The following snippet (adapted from the reference implementation OPRF.py) shows the client-side HKDF and OPRF steps:

import base64
import json
from cryptography.hazmat.primitives import hashes
from cryptography.hazmat.primitives.kdf.hkdf import HKDF
import pyoprf

def create_blinded_input(personal_identifier, recipient_organization, recipient_scope):
    info = f"{recipient_organization}|{recipient_scope}|v1".encode("utf-8")
    pid = json.dumps(personal_identifier).encode("utf-8")

    pseudonym = HKDF(
        algorithm=hashes.SHA256(), length=32, salt=None, info=info
    ).derive(pid)

    blind_factor, blinded_input = pyoprf.blind(pseudonym)

    return (
        base64.urlsafe_b64encode(blind_factor).decode(),
        base64.urlsafe_b64encode(blinded_input).decode(),
    )

A full reference flow including the call to the PRS is available in the gfmodules-nationale-verwijsindex-registratie-service repository.

Example use cases

Use case: preparing a Localization registration

A care provider's Localization Client needs to register the existence of patient data at the NVI (see the Radiologist registration use case). Before submitting the List resource it:

  1. builds the Identifier from the patient's BSN;
  2. derives the HKDF pseudonym using recipient_organization = "ura:<NVI URA>" and recipient_scope = "nationale-verwijsindex";
  3. blinds it with the OPRF and obtains (blind_factor, blinded_input);
  4. calls POST /evaluate on the PRS to obtain the JWE;
  5. encodes (evaluated_output, blind_factor) as the NVI patient identifier and places it in List.subject.identifier;
  6. POSTs the transaction Bundle to the NVI.

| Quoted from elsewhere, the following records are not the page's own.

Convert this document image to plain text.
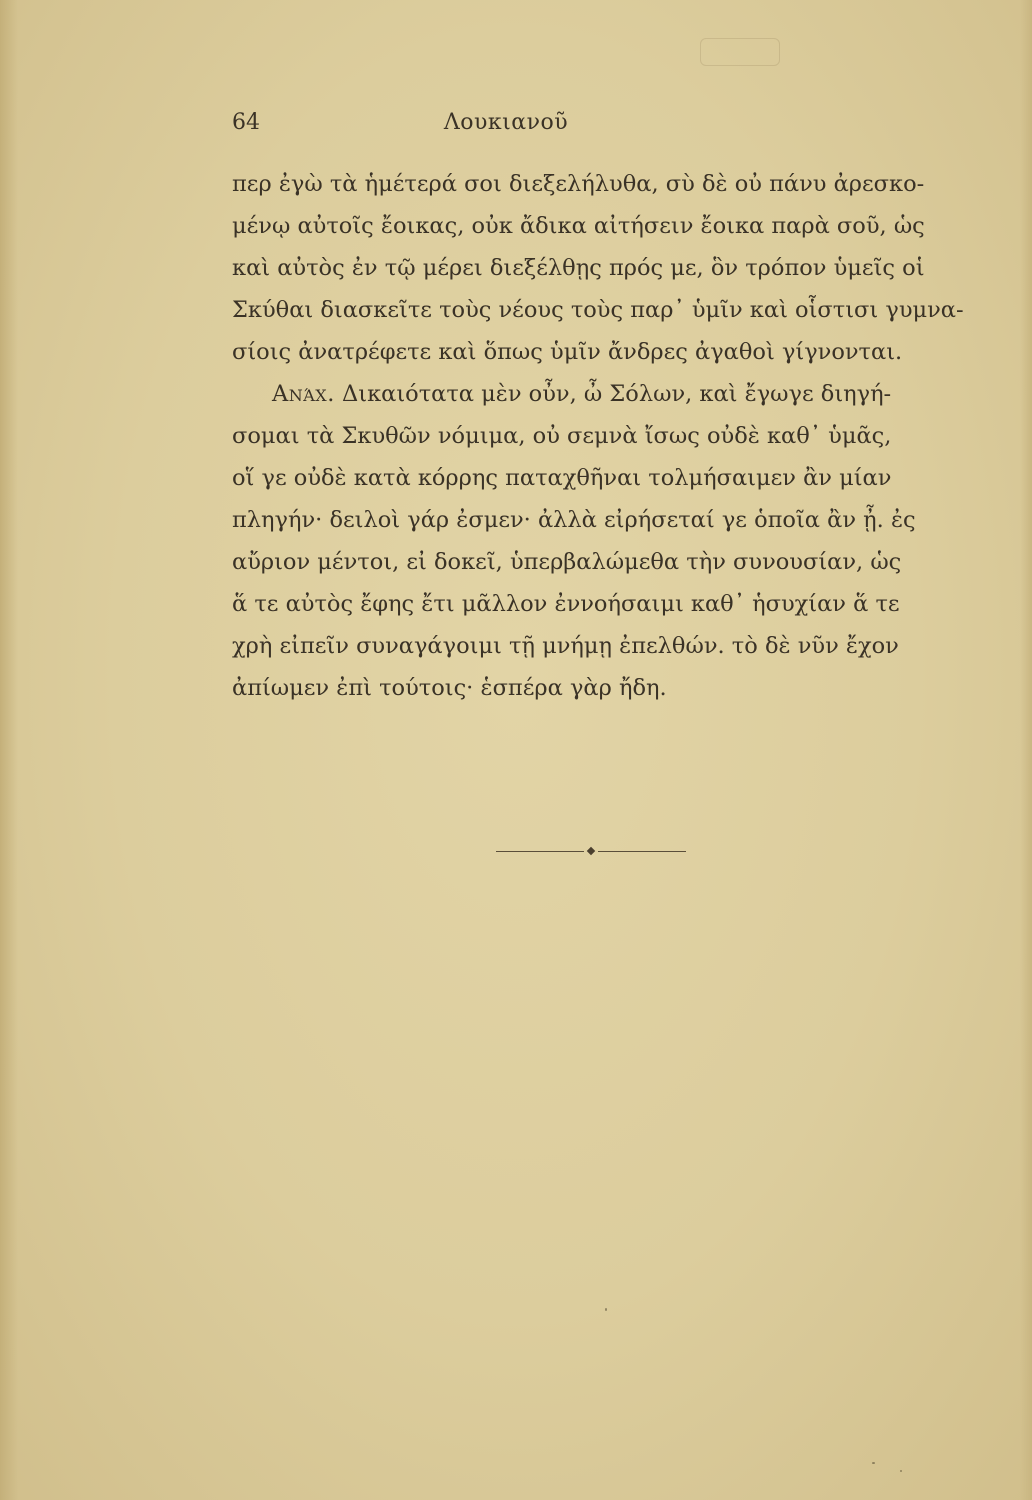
64	Λουκιανοῦ
περ ἐγὼ τὰ ἡμέτερά σοι διεξελήλυθα, σὺ δὲ οὐ πάνυ ἀρεσκο-
μένῳ αὐτοῖς ἔοικας, οὐκ ἄδικα αἰτήσειν ἔοικα παρὰ σοῦ, ὡς
καὶ αὐτὸς ἐν τῷ μέρει διεξέλθῃς πρός με, ὃν τρόπον ὑμεῖς οἱ
Σκύθαι διασκεῖτε τοὺς νέους τοὺς παρ᾿ ὑμῖν καὶ οἷστισι γυμνα-
σίοις ἀνατρέφετε καὶ ὅπως ὑμῖν ἄνδρες ἀγαθοὶ γίγνονται.
Ανάχ. Δικαιότατα μὲν οὖν, ὦ Σόλων, καὶ ἔγωγε διηγή-
σομαι τὰ Σκυθῶν νόμιμα, οὐ σεμνὰ ἴσως οὐδὲ καθ᾿ ὑμᾶς,
οἵ γε οὐδὲ κατὰ κόρρης παταχθῆναι τολμήσαιμεν ἂν μίαν
πληγήν· δειλοὶ γάρ ἐσμεν· ἀλλὰ εἰρήσεταί γε ὁποῖα ἂν ᾖ. ἐς
αὔριον μέντοι, εἰ δοκεῖ, ὑπερβαλώμεθα τὴν συνουσίαν, ὡς
ἅ τε αὐτὸς ἔφης ἔτι μᾶλλον ἐννοήσαιμι καθ᾿ ἡσυχίαν ἅ τε
χρὴ εἰπεῖν συναγάγοιμι τῇ μνήμῃ ἐπελθών. τὸ δὲ νῦν ἔχον
ἀπίωμεν ἐπὶ τούτοις· ἑσπέρα γὰρ ἤδη.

Use case: preparing a Localization query

A consulting practitioner's client wants to discover which organisations hold data for a patient. The pseudonym is computed in exactly the same way as for registration, but the resulting NVI patient identifier is used as the value of the subject:identifier search parameter on GET [base]/List (see Localization). Because pseudonyms are deterministic for a given recipient and scope, the value will match the pseudonyms used by the registering parties.